For years, Breed served as chair of the Lynn branch of the Emergency Association. She was the first president of the Woman's Auxiliary of the YMCA at Lynn, an early vice-president of the Lynn Woman's Club, and the first officer to preside over the North Shore Club. She was a member of the Massachusetts State committee for correspondence of the General Federation of Women's Literary Clubs. She was appointed a member of the Women's Committee of the World's Congress Auxiliary on moral and social reform, in 1893. She also served as chairperson of the Massachusetts State Committee of Correspondence, and was a member of it from the time of its formation.

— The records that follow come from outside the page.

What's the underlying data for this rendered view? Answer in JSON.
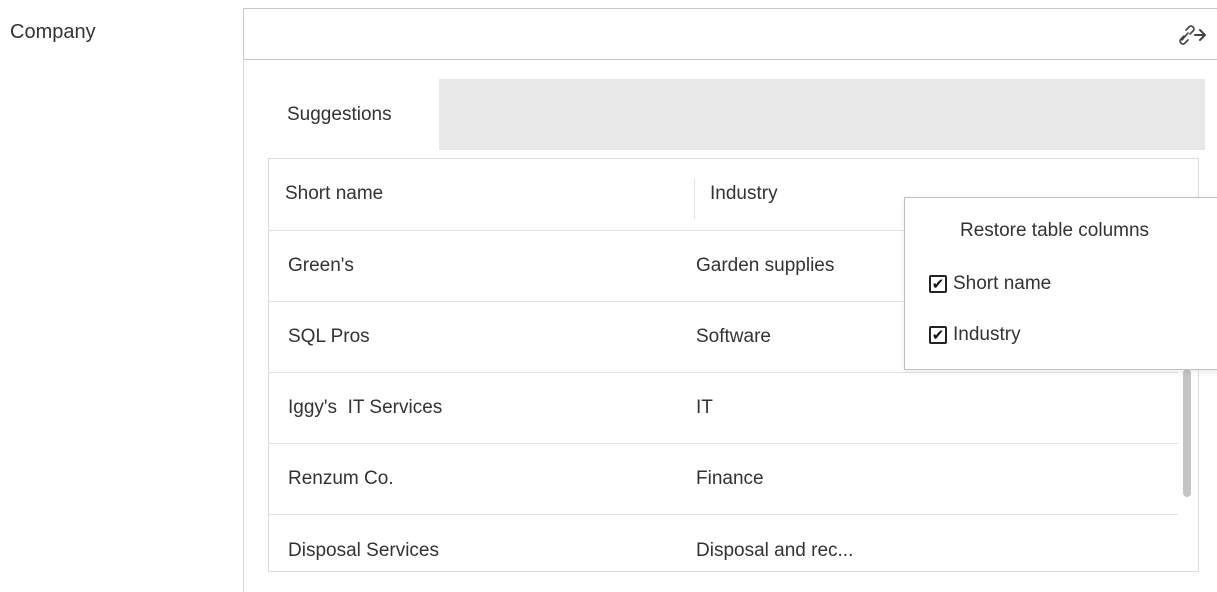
{
  "form": {
    "company_label": "Company",
    "company_value": ""
  },
  "icons": {
    "link": "link-arrow-icon",
    "checkmark": "✔"
  },
  "suggestions": {
    "tab_label": "Suggestions",
    "columns": [
      "Short name",
      "Industry"
    ],
    "rows": [
      {
        "short_name": "Green's",
        "industry": "Garden supplies"
      },
      {
        "short_name": "SQL Pros",
        "industry": "Software"
      },
      {
        "short_name": "Iggy's  IT Services",
        "industry": "IT"
      },
      {
        "short_name": "Renzum Co.",
        "industry": "Finance"
      },
      {
        "short_name": "Disposal Services",
        "industry": "Disposal and rec..."
      }
    ]
  },
  "column_menu": {
    "title": "Restore table columns",
    "options": [
      {
        "label": "Short name",
        "checked": true
      },
      {
        "label": "Industry",
        "checked": true
      }
    ]
  }
}
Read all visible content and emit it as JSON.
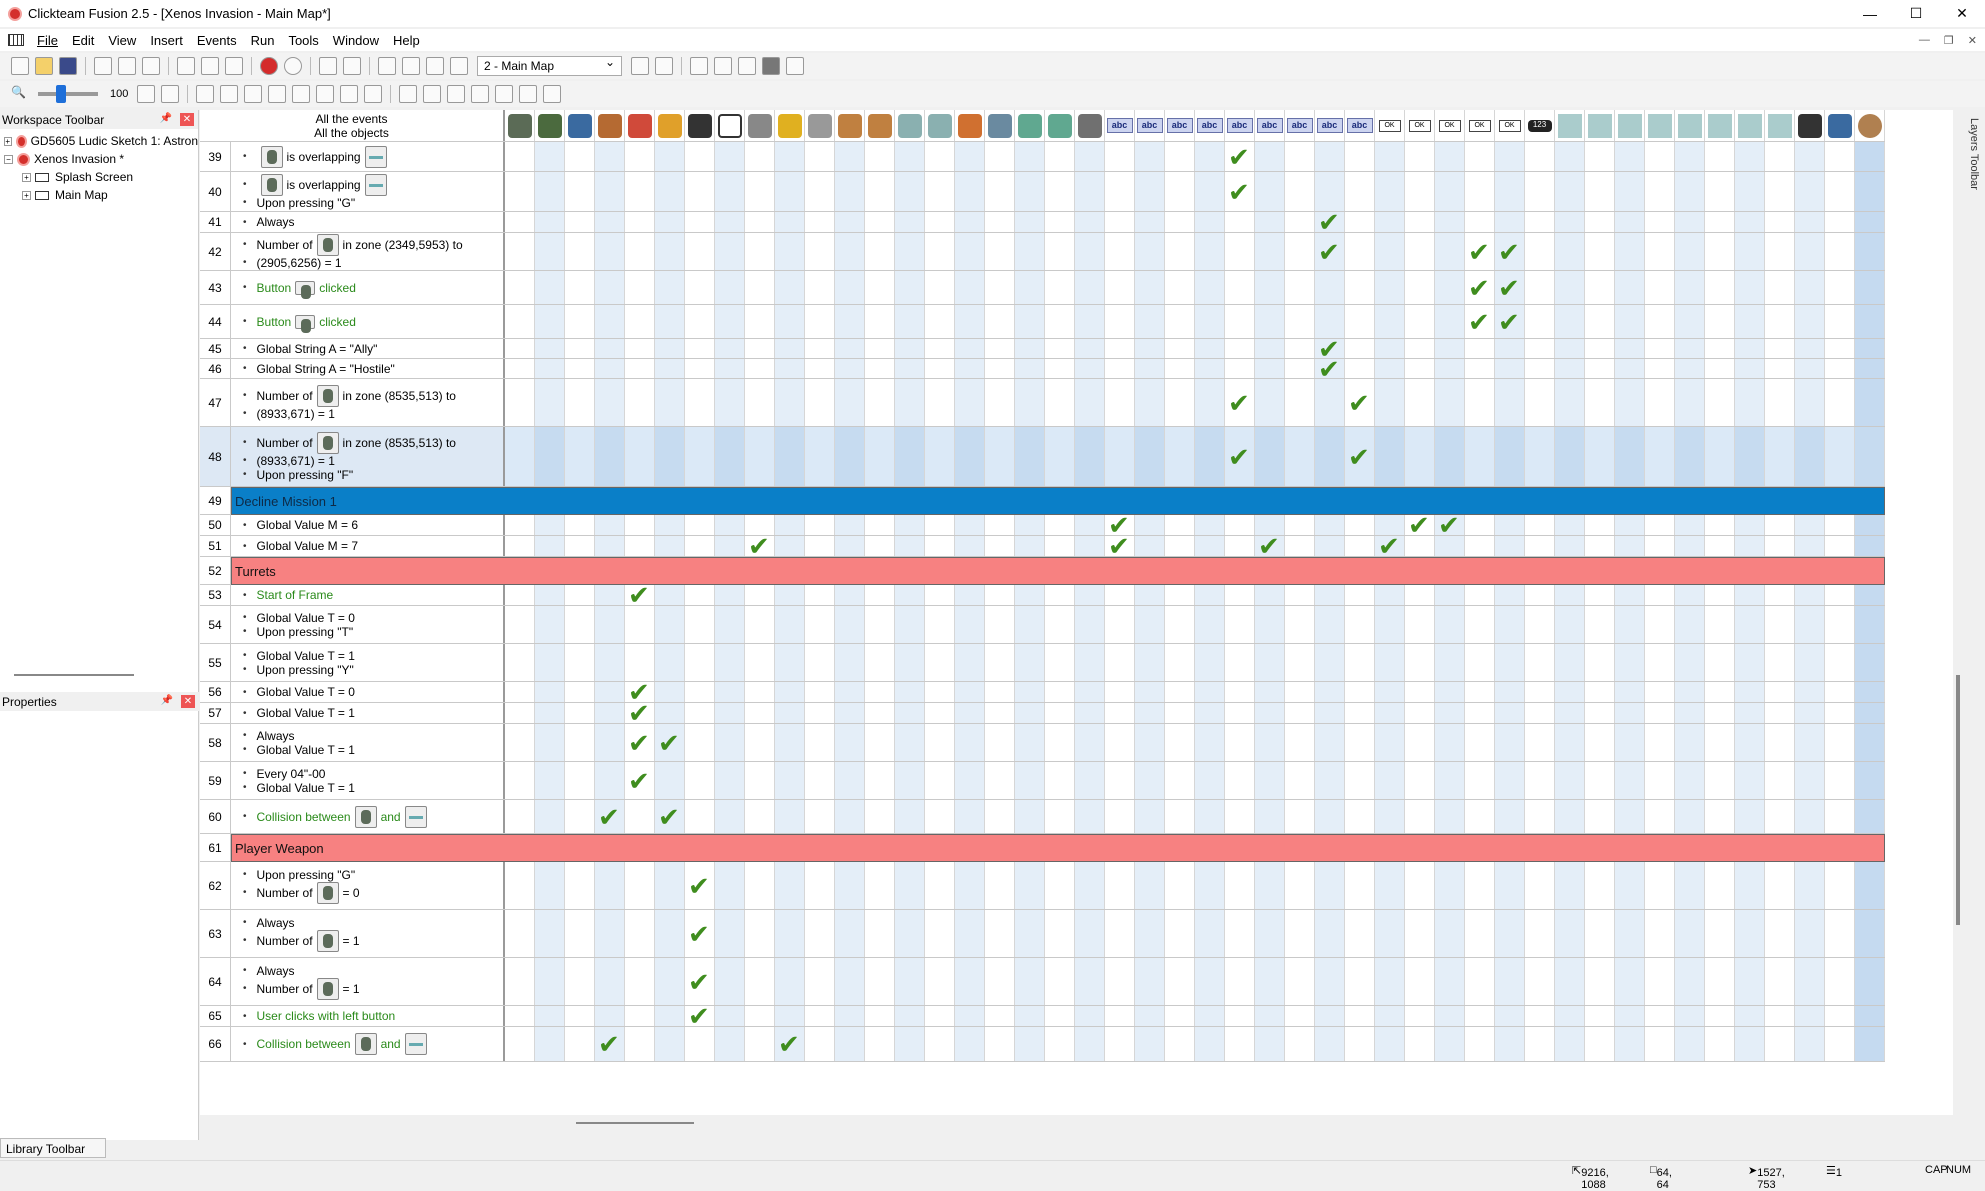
{
  "window": {
    "title": "Clickteam Fusion 2.5 - [Xenos Invasion - Main Map*]",
    "min": "—",
    "max": "☐",
    "close": "✕"
  },
  "menu": [
    "File",
    "Edit",
    "View",
    "Insert",
    "Events",
    "Run",
    "Tools",
    "Window",
    "Help"
  ],
  "toolbar": {
    "frame_select": "2 - Main Map",
    "zoom": "100"
  },
  "workspace": {
    "title": "Workspace Toolbar",
    "items": [
      "GD5605 Ludic Sketch 1: Astron",
      "Xenos Invasion *",
      "Splash Screen",
      "Main Map"
    ]
  },
  "properties": {
    "title": "Properties"
  },
  "editor": {
    "header_line1": "All the events",
    "header_line2": "All the objects"
  },
  "icons": {
    "abc": "abc",
    "ok": "OK",
    "counter": "123"
  },
  "events": [
    {
      "n": "39",
      "lines": [
        "[obj] is overlapping [obj2]"
      ],
      "checks": [
        24
      ]
    },
    {
      "n": "40",
      "lines": [
        "[obj] is overlapping [obj2]",
        "Upon pressing \"G\""
      ],
      "checks": [
        24
      ]
    },
    {
      "n": "41",
      "lines": [
        "Always"
      ],
      "checks": [
        27
      ]
    },
    {
      "n": "42",
      "lines": [
        "Number of [obj] in zone (2349,5953) to",
        "(2905,6256) = 1"
      ],
      "checks": [
        27,
        32,
        33
      ]
    },
    {
      "n": "43",
      "lines": [
        "Button [btn] clicked"
      ],
      "checks": [
        32,
        33
      ]
    },
    {
      "n": "44",
      "lines": [
        "Button [btn] clicked"
      ],
      "checks": [
        32,
        33
      ]
    },
    {
      "n": "45",
      "lines": [
        "Global String A = \"Ally\""
      ],
      "checks": [
        27
      ]
    },
    {
      "n": "46",
      "lines": [
        "Global String A = \"Hostile\""
      ],
      "checks": [
        27
      ]
    },
    {
      "n": "47",
      "lines": [
        "Number of [obj] in zone (8535,513) to",
        "(8933,671) = 1"
      ],
      "checks": [
        24,
        28
      ]
    },
    {
      "n": "48",
      "lines": [
        "Number of [obj] in zone (8535,513) to",
        "(8933,671) = 1",
        "Upon pressing \"F\""
      ],
      "checks": [
        24,
        28
      ]
    },
    {
      "n": "49",
      "group": "Decline Mission 1",
      "color": "blue"
    },
    {
      "n": "50",
      "lines": [
        "Global Value M = 6"
      ],
      "checks": [
        20,
        30,
        31
      ]
    },
    {
      "n": "51",
      "lines": [
        "Global Value M = 7"
      ],
      "checks": [
        8,
        20,
        25,
        29
      ]
    },
    {
      "n": "52",
      "group": "Turrets",
      "color": "red"
    },
    {
      "n": "53",
      "lines": [
        "Start of Frame"
      ],
      "checks": [
        4
      ]
    },
    {
      "n": "54",
      "lines": [
        "Global Value T = 0",
        "Upon pressing \"T\""
      ],
      "checks": []
    },
    {
      "n": "55",
      "lines": [
        "Global Value T = 1",
        "Upon pressing \"Y\""
      ],
      "checks": []
    },
    {
      "n": "56",
      "lines": [
        "Global Value T = 0"
      ],
      "checks": [
        4
      ]
    },
    {
      "n": "57",
      "lines": [
        "Global Value T = 1"
      ],
      "checks": [
        4
      ]
    },
    {
      "n": "58",
      "lines": [
        "Always",
        "Global Value T = 1"
      ],
      "checks": [
        4,
        5
      ]
    },
    {
      "n": "59",
      "lines": [
        "Every 04\"-00",
        "Global Value T = 1"
      ],
      "checks": [
        4
      ]
    },
    {
      "n": "60",
      "lines": [
        "Collision between [obj] and [obj2]"
      ],
      "checks": [
        3,
        5
      ]
    },
    {
      "n": "61",
      "group": "Player Weapon",
      "color": "red"
    },
    {
      "n": "62",
      "lines": [
        "Upon pressing \"G\"",
        "Number of [obj] = 0"
      ],
      "checks": [
        6
      ]
    },
    {
      "n": "63",
      "lines": [
        "Always",
        "Number of [obj] = 1"
      ],
      "checks": [
        6
      ]
    },
    {
      "n": "64",
      "lines": [
        "Always",
        "Number of [obj] = 1"
      ],
      "checks": [
        6
      ]
    },
    {
      "n": "65",
      "lines": [
        "User clicks with left button"
      ],
      "checks": [
        6
      ]
    },
    {
      "n": "66",
      "lines": [
        "Collision between [obj] and [obj2]"
      ],
      "checks": [
        3,
        9
      ]
    }
  ],
  "text": {
    "is_overlapping": "is overlapping",
    "upon_g": "Upon pressing \"G\"",
    "always": "Always",
    "number_of": "Number of",
    "zone1a": "in zone (2349,5953) to",
    "zone1b": "(2905,6256) = 1",
    "button": "Button",
    "clicked": "clicked",
    "gs_ally": "Global String A = \"Ally\"",
    "gs_hostile": "Global String A = \"Hostile\"",
    "zone2a": "in zone (8535,513) to",
    "zone2b": "(8933,671) = 1",
    "upon_f": "Upon pressing \"F\"",
    "decline": "Decline Mission 1",
    "gvm6": "Global Value M = 6",
    "gvm7": "Global Value M = 7",
    "turrets": "Turrets",
    "start_frame": "Start of Frame",
    "gvt0": "Global Value T = 0",
    "gvt1": "Global Value T = 1",
    "upon_t": "Upon pressing \"T\"",
    "upon_y": "Upon pressing \"Y\"",
    "every": "Every 04\"-00",
    "collision": "Collision between",
    "and": "and",
    "player_weapon": "Player Weapon",
    "eq0": "= 0",
    "eq1": "= 1",
    "user_clicks": "User clicks with left button"
  },
  "layers_toolbar": "Layers Toolbar",
  "library_toolbar": "Library Toolbar",
  "status": {
    "pos": "9216, 1088",
    "size": "64, 64",
    "cursor": "1527, 753",
    "layer": "1",
    "caps": "CAP",
    "num": "NUM"
  },
  "colors": {
    "group_blue": "#0a7fc8",
    "group_red": "#f78181",
    "check": "#3f8d1e",
    "condition_green": "#2a8a1a"
  }
}
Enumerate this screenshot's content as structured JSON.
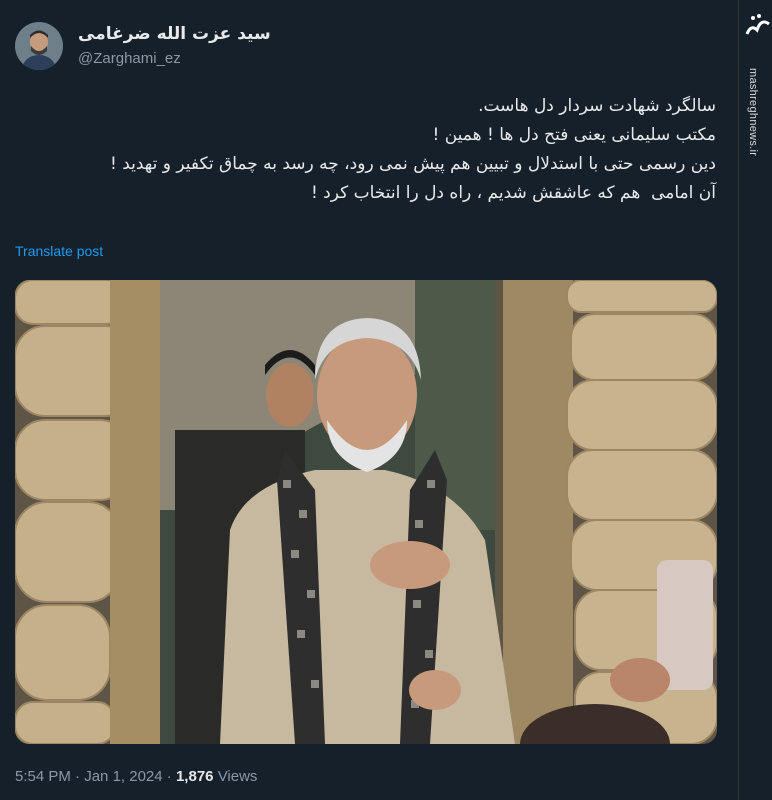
{
  "author": {
    "name": "سید عزت الله ضرغامی",
    "handle": "@Zarghami_ez"
  },
  "tweet": {
    "lines": [
      "سالگرد شهادت سردار دل هاست.",
      "مکتب سلیمانی یعنی فتح دل ها ! همین !",
      "دین رسمی حتی با استدلال و تبیین هم پیش نمی رود، چه رسد به چماق تکفیر و تهدید !",
      "آن امامی  هم که عاشقش شدیم ، راه دل را انتخاب کرد !"
    ],
    "translate_label": "Translate post"
  },
  "meta": {
    "time": "5:54 PM",
    "separator": "·",
    "date": "Jan 1, 2024",
    "views_count": "1,876",
    "views_label": "Views"
  },
  "watermark": {
    "site": "mashreghnews.ir",
    "logo": "مشرق"
  },
  "colors": {
    "background": "#15202b",
    "text": "#e7e9ea",
    "secondary": "#8b98a5",
    "link": "#1d9bf0"
  }
}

In 1896, she was elected vice-president of the General Federation of Women's Clubs. She was an officer of the Woman's Club House Association, where she represented the Browning Club, of Boston, and she served as president in the Massachusetts Society of the Sons and Daughters of Illinois. Breed was a member of the Daughters of the American Revolution.

==Personal life==
The Breed's family consisted of five children, including daughter Florence Breed Khan. Their home was in Lynn.

In religion, Breed was of the Baháʼí Faith. In 1918, she served as chair of the Second Session Bahai Congress. She was a resident of New York City at the time.

Breed died October 16, 1933, in Manhattan, and was buried at Pine Grove Cemetery, Lynn, Massachusetts.